Japan's benchmark Nikkei 225 index came under slight pressure after closing at a 26-year high in the last session. The index closed lower by 0.2 percent at 22,892.69 in thin holiday trade as most technology and auto names drifted lower.
Most Japanese retailers edged higher, with shares of department store operator Takashimaya popping 3.76 percent by the end of the session after touching a more than two-year high earlier. Takashimaya on Monday announced a 5.6 percent increase in operating profit for the nine months ending November, Reuters said.

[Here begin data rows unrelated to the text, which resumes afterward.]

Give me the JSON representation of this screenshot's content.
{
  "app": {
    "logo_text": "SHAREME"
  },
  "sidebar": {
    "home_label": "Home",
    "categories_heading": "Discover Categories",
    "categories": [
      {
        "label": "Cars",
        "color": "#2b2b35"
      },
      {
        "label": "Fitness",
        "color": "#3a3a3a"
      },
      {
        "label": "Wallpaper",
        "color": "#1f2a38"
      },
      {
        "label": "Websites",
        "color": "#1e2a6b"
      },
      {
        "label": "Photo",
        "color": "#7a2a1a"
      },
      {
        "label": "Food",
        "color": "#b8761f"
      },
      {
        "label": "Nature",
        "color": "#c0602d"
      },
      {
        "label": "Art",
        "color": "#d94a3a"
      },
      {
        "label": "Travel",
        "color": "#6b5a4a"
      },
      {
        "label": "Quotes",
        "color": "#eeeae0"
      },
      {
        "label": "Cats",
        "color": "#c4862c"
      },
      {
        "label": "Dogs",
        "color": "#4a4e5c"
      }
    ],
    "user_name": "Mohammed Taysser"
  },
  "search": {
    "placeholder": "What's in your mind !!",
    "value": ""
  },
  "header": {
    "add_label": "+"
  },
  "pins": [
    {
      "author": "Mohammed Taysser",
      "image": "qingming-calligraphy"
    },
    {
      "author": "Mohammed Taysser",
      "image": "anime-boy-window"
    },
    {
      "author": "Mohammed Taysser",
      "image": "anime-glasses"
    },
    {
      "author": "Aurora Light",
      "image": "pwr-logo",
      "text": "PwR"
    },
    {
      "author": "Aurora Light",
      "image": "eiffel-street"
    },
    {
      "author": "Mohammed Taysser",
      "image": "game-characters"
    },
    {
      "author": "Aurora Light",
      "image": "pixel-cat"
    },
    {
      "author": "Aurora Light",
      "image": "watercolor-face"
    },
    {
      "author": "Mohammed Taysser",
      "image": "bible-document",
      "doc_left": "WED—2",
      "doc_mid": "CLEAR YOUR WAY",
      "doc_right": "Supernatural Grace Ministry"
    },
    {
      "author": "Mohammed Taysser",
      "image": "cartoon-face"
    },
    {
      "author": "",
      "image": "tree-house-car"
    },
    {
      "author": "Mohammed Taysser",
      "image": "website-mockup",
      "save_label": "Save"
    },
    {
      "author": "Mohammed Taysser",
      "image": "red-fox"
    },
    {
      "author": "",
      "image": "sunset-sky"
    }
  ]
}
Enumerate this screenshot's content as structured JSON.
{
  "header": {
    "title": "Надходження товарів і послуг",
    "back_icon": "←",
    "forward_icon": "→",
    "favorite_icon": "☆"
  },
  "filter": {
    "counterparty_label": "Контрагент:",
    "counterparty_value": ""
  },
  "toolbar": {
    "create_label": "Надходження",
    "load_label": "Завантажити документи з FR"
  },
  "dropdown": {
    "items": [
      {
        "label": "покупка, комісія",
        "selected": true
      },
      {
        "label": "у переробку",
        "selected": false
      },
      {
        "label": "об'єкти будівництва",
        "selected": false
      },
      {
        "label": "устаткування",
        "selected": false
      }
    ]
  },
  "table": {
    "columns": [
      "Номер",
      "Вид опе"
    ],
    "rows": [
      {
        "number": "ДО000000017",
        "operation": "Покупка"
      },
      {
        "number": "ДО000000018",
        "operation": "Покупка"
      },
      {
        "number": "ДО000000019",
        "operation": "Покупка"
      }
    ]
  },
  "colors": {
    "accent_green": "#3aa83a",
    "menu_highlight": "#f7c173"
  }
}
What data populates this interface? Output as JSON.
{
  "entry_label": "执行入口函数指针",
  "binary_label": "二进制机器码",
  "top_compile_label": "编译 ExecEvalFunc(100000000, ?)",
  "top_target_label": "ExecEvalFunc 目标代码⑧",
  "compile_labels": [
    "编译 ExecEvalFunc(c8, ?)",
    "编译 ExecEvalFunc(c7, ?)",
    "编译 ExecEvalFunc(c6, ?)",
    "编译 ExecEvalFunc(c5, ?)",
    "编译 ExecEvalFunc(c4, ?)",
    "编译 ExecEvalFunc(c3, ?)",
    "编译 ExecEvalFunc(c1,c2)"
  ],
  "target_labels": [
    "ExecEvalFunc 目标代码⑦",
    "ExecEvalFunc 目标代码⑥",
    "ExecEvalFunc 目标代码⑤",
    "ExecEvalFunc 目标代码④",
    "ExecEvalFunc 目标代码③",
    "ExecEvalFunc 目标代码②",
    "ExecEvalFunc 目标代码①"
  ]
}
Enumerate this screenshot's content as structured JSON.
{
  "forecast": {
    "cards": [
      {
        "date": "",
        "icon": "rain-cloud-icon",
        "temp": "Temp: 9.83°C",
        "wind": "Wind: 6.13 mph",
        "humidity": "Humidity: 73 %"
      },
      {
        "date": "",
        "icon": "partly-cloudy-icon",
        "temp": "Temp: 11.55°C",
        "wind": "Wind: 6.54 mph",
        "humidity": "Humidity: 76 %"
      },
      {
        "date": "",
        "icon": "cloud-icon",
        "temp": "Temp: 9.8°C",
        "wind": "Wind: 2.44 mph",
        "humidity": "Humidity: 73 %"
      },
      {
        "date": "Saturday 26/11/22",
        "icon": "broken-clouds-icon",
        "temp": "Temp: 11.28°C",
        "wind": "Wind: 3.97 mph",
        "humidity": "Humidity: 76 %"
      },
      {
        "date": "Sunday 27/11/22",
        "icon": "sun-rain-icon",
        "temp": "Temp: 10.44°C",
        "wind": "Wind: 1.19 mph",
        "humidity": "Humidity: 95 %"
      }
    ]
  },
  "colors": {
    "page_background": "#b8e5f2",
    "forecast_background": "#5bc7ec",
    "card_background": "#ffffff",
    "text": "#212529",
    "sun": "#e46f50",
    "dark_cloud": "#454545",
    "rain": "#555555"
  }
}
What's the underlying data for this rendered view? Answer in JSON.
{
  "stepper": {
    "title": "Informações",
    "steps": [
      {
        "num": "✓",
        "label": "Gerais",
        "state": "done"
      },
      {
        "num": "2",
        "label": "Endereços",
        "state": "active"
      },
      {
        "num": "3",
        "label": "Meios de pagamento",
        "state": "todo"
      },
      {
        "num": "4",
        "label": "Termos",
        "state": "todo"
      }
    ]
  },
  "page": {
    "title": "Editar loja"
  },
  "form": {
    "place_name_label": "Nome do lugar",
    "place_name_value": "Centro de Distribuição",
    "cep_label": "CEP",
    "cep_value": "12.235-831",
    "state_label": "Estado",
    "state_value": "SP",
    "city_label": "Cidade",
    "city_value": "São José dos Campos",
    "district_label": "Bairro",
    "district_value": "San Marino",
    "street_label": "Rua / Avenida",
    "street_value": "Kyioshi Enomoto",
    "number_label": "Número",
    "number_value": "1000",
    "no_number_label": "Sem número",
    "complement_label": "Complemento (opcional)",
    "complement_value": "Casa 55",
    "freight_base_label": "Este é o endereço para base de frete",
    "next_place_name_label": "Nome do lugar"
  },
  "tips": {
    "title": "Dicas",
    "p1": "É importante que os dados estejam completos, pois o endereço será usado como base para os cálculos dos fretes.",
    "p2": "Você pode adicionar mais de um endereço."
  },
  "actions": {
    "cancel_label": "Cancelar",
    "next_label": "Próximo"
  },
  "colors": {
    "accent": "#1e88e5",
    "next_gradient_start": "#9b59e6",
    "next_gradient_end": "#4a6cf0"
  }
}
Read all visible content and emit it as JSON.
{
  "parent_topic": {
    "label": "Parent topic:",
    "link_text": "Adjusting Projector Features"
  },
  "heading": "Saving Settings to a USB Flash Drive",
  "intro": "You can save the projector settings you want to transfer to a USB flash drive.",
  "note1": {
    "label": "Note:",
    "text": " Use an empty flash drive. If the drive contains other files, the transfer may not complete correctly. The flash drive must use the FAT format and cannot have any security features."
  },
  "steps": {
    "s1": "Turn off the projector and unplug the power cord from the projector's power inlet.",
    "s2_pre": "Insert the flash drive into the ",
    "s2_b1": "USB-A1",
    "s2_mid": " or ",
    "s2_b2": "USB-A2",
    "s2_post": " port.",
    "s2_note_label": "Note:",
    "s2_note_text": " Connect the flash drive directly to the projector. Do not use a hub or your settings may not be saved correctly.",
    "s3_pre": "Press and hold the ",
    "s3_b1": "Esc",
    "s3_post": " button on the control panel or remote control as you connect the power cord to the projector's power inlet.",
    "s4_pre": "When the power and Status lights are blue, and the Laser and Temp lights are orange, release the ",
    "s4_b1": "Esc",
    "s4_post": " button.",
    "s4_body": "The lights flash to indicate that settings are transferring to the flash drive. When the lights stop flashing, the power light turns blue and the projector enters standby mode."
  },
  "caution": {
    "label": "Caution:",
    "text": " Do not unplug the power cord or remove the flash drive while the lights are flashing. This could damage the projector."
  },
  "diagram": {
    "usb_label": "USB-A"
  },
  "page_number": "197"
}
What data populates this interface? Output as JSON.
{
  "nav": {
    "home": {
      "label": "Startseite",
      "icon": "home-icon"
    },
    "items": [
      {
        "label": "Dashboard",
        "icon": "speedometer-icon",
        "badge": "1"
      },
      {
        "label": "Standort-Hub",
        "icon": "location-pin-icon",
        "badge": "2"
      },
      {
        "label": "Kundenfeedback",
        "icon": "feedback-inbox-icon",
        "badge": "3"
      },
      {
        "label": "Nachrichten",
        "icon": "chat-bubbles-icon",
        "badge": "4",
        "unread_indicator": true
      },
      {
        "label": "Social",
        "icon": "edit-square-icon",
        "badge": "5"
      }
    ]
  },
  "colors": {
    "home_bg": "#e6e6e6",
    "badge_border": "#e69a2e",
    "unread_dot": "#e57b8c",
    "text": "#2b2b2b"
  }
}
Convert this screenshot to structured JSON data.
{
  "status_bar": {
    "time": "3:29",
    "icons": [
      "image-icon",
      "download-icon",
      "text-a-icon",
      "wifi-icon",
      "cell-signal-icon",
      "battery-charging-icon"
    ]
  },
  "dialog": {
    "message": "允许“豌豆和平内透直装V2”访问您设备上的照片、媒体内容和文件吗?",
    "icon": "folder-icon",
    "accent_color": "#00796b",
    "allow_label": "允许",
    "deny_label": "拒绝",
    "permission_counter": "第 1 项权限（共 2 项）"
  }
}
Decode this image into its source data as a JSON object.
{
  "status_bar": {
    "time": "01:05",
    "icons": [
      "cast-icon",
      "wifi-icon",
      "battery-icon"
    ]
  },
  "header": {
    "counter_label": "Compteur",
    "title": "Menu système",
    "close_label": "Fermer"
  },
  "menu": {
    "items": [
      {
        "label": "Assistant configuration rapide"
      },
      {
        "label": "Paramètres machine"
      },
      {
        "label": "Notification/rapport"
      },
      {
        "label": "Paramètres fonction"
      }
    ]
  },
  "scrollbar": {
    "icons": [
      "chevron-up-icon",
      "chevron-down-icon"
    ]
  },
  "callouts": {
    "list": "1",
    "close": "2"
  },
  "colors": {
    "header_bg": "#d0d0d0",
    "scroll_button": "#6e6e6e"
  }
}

Core consumer prices for November released Tuesday rose for an 11th consecutive month, although higher prices were largely due to higher fuel costs, Reuters said. The core consumer price index increased 0.9 percent in the month, above the median 0.8 percent forecast, according to the news agency.
Meanwhile, minutes for the Bank of Japan's October meeting showed most board members thought it was necessary for the central bank to "persistently pursue powerful monetary easing," but that additional measures were not needed now.
In South Korea, the Kospi gave up early gains to close down 0.54 percent at 2,427.34 as declines in blue chip tech names dragged the index lower. Samsung Electronics lost 3.02 percent and SK Hynix declined 3.52 percent by the end of the day.
Mainland China markets clawed back gains after finishing lower in the last session. The added 0.78 percent to end at 3,305.89 and the Shenzhen Composite tacked on 0.43 percent to close at 1,892.02. Industrials and financials were among the best-performing sectors in both markets on the day.
The People's Bank of China on Tuesday raised the yuan midpoint to 6.5416 per dollar — its firmest level in 3-1/2 months, Reuters said. That came after the yuan closed at its strongest level in the same amount of time on Monday.
The offshore yuan traded at 6.5482 yuan to the dollar at 3:07 p.m. HK/SIN Tuesday, paring gains after touching a high of 6.5332 earlier in the session. In the on-shore market, the currency traded at 6.5485. The central bank lets the yuan spot rate rise or fall a maximum of 2 percent against the dollar, relative to its official rate.
Elsewhere, shares of Singapore-based conglomerate Keppel tumbled 2.95 percent by 3:11 p.m. HK/SIN. The move followed an announcement from the company's offshore and marine unit last week that it would be paying $422 million in penalties linked to bribery charges, Reuters reported.
Hong Kong, Australia and New Zealand markets remain closed on Tuesday.
Exchanges in much of the world were closed on Monday as well, including Australia, South Korea, Hong Kong and Singapore. U.S. and European markets were also closed, though New York will be back in action on Tuesday.
In currencies, the dollar index, which tracks the greenback against a basket of six major currencies, was largely flat at 93.278 at 2:49 p.m. HK/SIN. The dollar was a touch firmer against the yen at 113.31.
Meanwhile, bitcoin rose compared with prices seen before the Christmas weekend when the cryptocurrency had lost around a quarter of its value in volatile trade. That was despite news out of Israel that regulators would be looking into prohibiting bitcoin-focused companies from trading on the stock exchange, according to Reuters.
After touching a high of $15,503.82, the cryptocurrency pared gains to trade at $15,406.37 at 2:50 p.m. HK/SIN, according to industry site CoinDesk.
On the commodities front, gold prices inched higher to trade at a more than three-week high amid the softer dollar. Spot gold traded at $1,278.06 an ounce at 2:50 p.m. HK/SIN.